18.39 No todos los que parecen ir delante en el reino de Dios claman al Rey de dicho reino. Algunos ya se sienten señores y con la autoridad de callar a los que sí claman. Como Elí reprendiendo a Ana. Lucas no dice que fuesen los discípulos, pero posiblemente lo fuesen; el hecho es que los que iban delante se escandalizaron de la gritería del ciego. Los que reconocen su necesidad del Salvador son escandalosos, rompen el orden, muestran demasiada euforia. Son los incómodos a la religión; los que quieren a Jesús y nada más, sin imitaciones ni falsificaciones. Son los que lejos de callar, al ser reprendidos, clamarán mucho más. Claman al Rey y su misericordia; claman al Salvador y sus milagros. Claman a Jesús y no a las ceremonias ni rituales. En buena medida, tu clamor es el reconocimiento de tu condición.

— Roberto Tinoco

Lucas 18:40

Comentario general

18.40 Jesús se detuvo. El Salvador encontró propósito. El Soberano del universo tiene por freno la misericordia. Y mandó traerle a su Presencia; ese es el objetivo del evangelio y de cuanto se predique acerca de Dios: traer a la criatura a Su Presencia. “Y cuando llegó” -dice el texto. A paso lento, pero llegó, como también nosotros llegaremos. Parece una distancia imposible de sortear, pero llegaremos. Nos sentimos tan lejos, pero estamos tan cerca de Dios. Llegaremos.

— Roberto Tinoco

Lucas 18:41

Comentario general

18.41 La pregunta del Salvador parece obvia e innecesaria, pero no lo es. “¿Qué quieres que te haga?” ¿Qué necesita un ciego, sino recobrar la vista? Pero el Maestro pregunta para que el hombre confiese tanto su necesidad como su fe. Que reconozca lo que necesita y que crea que el Salvador lo concede. Con la boca se confiesa para salvación (Romanos 10:10). “¿Qué quieres que te haga?” -te pregunta también a ti y a cada uno de nosotros. ¿Cuál es tu solicitud?, sé claro, directo.
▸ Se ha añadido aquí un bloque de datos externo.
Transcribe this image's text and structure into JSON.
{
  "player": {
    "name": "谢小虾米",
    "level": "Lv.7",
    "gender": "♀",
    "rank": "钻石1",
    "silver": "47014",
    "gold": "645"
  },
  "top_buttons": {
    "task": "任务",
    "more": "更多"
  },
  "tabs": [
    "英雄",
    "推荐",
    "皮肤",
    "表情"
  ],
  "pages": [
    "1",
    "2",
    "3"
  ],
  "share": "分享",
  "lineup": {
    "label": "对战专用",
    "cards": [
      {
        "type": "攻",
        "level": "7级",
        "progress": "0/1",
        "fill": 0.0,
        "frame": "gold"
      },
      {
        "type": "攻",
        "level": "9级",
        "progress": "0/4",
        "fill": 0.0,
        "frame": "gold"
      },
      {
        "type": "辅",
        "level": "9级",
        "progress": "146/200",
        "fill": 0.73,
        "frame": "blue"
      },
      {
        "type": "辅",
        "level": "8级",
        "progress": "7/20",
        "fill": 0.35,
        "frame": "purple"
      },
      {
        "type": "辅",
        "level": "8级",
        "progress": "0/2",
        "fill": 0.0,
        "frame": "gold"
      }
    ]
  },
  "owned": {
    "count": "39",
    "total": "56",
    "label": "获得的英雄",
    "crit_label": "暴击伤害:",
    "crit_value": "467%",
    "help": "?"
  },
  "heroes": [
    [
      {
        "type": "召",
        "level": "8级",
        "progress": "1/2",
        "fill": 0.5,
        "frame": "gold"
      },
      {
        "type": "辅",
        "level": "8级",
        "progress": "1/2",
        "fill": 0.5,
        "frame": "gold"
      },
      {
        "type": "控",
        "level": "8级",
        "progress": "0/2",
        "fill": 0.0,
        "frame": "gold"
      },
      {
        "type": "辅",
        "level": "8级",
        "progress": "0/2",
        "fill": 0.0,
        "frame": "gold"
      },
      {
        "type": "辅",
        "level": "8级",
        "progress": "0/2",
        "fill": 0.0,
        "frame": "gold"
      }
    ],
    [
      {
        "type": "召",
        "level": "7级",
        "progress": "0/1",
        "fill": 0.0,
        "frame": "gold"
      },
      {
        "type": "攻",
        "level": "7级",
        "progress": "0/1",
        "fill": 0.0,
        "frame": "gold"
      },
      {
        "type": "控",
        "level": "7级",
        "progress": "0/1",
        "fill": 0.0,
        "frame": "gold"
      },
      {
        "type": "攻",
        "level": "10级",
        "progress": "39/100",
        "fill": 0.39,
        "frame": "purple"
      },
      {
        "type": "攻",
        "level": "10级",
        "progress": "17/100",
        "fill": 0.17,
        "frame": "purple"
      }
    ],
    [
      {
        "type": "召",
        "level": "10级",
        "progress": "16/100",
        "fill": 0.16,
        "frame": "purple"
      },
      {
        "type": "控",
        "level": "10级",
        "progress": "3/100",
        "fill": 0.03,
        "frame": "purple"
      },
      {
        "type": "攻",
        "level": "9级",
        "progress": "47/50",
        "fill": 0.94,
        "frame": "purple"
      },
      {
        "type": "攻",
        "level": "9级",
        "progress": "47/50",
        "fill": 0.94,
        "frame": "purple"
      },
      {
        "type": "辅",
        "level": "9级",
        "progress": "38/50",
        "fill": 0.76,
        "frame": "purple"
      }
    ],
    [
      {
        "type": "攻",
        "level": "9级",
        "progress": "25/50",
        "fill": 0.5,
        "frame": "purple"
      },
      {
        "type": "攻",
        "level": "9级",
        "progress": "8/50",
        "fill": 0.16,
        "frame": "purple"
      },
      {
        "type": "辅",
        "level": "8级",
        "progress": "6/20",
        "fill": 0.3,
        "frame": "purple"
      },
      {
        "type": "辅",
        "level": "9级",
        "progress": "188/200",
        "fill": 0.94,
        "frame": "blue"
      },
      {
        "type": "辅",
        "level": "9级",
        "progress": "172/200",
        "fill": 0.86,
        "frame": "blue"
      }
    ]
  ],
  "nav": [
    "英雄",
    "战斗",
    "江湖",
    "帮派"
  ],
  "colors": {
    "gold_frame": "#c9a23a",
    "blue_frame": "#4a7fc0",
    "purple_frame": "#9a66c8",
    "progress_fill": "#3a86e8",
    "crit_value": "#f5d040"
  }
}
Que tu oración esté definida, ¿sabes qué quieres? O lo que es más importante, ¿sabes realmente qué necesitas? Pide por ello, entre tu necesidad y tu milagro sólo hay una oración. El ciego pidió recibir la vista. ¿Qué quieres recibir tú? Algunos se oponen a que oremos por necesidades terrenales, pero el Salvador no está entre los que se oponen, así que puedes pedir y recibirás.

— Roberto Tinoco

Lucas 18:42

Comentario general

18.42 La liberación del milagro estuvo en la Palabra de Jesús, pero la obtención del mismo en la fe del hombre. Si hay algo por lo que oras y no has recibido, podría deberse a que en realidad o crees que recibirás. Dios poe su misericordia y poder, ¿podrías ponerle tu confianza? “Tu fe te ha salvado” -dijo el Salvador al hombre para que recibiera su vista. Cree, cree, ¡cree! Estás tan cerca de tu bendición, de que tus ojos se abran al reino sobrenatural de Dios; al que cree, todo le es posible.

— Roberto Tinoco

Lucas 18:43

Comentario general

18.43 No podía suceder algo distinto al milagro cuando se trata de Jesús y el que clama cree en Él. Pero aunque tenemos aquí el milagro de la vista para el ciego, existe un milagro aún más importante sucedido: ya no está tirado junto al camino pidiendo limosna, ahora sigue a Jesús y lo hace glorificando a Dios. Algunos no reciben su milagro y otros lo reciben, pero luego siguen con su vida como si no lo hubieran recibido. El milagro de los ojos abiertos es superado por el milagro del alma abierta, capaz de ver al Rey y a su reino. Si el ciego sanado se hubiese quedado en el mismo lugar, pocos habrían visto el milagro, pero al verlo seguir al Salvador, alegre, glorificando a Dios, todo el pueblo, tanto de Jericó como el que le seguía, pudo ver la salvación y dar alabanza a Dios por ello.